Magyar Narancs: Les Forjerons

 

Perhaps no era in music history is a treasure trove so overflowing as Baroque. That is partly because in those times even so-called little masters (Kleinmeister) were able to write excellent pieces given that technical mastery in that period played a greater role in music creation than in later eras. The same principle prevailed through the Classicist era, however, by the Romantic era a Little master became mostly a synonym of insignificant or just bad composer.

One of the brilliant little masters of French Baroque was Paris born composer Jean-Jacques-Baptiste Anet (1676–1755) a student of Arcangelo Corelli for four years in Rome in his youth to the utmost satisfaction of his master. Anet then returned to France, and established the style of the Italian violin school in his homeland. He was a noted player, and composer throughout his life leaving three sonata series to posterity. He is considered as the most important French violinist of the pre-Leclair era.

The CD now published offers a selection of the material of the first, and the third volume of sonatas. We have eight works, most of them consisting not of four but of five or six movements, and some of which conform to movement types known from suites: Allemande, Sarabande, and Gigue. The finale of the fifth piece of volume 1 is the movement titled Les Forjerons also the title of the album.
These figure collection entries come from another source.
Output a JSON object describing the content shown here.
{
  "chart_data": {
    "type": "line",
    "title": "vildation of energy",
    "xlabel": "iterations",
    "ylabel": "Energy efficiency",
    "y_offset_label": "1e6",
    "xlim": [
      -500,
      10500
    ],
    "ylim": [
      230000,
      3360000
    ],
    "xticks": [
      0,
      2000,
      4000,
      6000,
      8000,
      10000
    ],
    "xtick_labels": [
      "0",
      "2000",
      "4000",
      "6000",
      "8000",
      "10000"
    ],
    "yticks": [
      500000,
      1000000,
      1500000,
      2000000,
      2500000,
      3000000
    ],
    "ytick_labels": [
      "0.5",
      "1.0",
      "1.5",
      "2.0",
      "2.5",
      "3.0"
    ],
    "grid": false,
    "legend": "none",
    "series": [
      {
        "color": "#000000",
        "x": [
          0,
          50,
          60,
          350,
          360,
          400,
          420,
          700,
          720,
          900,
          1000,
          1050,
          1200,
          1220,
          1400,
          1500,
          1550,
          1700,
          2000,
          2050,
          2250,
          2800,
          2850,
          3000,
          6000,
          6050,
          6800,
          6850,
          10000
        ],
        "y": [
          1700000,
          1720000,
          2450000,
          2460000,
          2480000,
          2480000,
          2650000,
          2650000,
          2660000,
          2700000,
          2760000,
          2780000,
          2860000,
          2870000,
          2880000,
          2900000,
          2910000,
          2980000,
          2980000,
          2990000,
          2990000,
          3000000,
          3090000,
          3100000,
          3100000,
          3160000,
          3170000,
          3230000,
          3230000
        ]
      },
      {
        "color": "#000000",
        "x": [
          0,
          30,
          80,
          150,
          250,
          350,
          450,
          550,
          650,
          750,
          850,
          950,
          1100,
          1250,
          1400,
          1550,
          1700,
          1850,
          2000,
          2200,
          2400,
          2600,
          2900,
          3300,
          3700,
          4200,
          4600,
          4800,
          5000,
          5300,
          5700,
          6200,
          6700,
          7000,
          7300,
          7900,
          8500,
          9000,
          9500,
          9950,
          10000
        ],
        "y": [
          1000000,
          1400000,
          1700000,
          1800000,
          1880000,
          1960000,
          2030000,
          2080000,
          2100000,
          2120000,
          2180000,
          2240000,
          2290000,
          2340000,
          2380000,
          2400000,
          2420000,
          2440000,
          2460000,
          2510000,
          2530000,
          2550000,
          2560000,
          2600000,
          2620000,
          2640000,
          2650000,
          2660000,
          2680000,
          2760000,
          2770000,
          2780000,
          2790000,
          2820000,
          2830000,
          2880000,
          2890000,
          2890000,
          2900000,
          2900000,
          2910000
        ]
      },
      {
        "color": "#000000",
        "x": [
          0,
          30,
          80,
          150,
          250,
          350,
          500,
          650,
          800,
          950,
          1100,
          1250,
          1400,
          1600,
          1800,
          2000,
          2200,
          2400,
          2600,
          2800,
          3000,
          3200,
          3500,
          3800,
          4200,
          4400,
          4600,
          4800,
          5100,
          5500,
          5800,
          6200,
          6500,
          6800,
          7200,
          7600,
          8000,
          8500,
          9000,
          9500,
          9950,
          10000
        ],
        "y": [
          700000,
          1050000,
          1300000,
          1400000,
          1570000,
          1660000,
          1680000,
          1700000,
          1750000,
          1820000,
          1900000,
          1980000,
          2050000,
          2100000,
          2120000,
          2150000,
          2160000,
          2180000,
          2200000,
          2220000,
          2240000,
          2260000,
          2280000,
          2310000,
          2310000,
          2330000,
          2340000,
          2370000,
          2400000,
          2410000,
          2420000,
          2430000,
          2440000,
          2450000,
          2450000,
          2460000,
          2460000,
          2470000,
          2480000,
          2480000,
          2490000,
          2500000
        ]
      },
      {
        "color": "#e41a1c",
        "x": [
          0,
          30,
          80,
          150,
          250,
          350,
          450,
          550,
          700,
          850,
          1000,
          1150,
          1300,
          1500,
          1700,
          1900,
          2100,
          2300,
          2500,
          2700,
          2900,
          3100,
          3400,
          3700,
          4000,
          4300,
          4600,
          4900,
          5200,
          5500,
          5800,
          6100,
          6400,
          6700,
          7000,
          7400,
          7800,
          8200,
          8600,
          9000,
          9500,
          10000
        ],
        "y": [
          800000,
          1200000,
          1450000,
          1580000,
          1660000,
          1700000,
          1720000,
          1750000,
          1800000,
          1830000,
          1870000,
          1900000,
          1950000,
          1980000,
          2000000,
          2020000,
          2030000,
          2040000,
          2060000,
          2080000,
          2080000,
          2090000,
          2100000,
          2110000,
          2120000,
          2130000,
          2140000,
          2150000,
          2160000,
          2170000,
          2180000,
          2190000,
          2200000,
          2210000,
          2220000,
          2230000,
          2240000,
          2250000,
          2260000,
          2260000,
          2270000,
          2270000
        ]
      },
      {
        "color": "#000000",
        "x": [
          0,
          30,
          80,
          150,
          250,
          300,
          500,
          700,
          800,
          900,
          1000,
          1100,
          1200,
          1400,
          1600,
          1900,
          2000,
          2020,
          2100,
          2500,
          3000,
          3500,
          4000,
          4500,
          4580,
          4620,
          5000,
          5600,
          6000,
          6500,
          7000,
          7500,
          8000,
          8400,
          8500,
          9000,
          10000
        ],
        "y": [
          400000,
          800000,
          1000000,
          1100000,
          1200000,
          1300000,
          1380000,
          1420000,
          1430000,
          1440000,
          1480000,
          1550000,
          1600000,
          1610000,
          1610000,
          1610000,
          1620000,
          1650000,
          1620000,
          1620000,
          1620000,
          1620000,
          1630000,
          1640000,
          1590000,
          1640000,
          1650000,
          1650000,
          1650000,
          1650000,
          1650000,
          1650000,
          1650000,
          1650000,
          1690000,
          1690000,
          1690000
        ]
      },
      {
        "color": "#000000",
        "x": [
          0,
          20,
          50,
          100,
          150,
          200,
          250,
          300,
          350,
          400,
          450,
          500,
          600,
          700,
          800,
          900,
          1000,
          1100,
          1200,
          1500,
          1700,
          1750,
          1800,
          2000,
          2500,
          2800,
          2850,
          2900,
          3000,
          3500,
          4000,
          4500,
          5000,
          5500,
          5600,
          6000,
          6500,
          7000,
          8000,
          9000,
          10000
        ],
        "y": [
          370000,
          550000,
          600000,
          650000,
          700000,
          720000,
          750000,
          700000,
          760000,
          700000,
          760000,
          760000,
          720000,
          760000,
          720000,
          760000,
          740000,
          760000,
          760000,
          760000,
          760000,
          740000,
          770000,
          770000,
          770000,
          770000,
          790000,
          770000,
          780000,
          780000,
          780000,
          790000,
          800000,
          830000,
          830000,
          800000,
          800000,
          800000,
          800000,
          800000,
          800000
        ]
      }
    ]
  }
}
Each performance is excellent. The elegant, easy movements of chatty tone unfold with a natural immediacy on the violin of Szabolcs Illés, a student of Sigiswald Kuijken. The artist, member of La Petite Bande for a long period plays with self-evident elegance, talkatively and virtuosically same as his two fellow-musicians Kinga Gáborjáni (baroque cello) and Fanni Edőcs (harpsichord). It is an enjoyable new, historic album that widens the view of the lovers of the genre.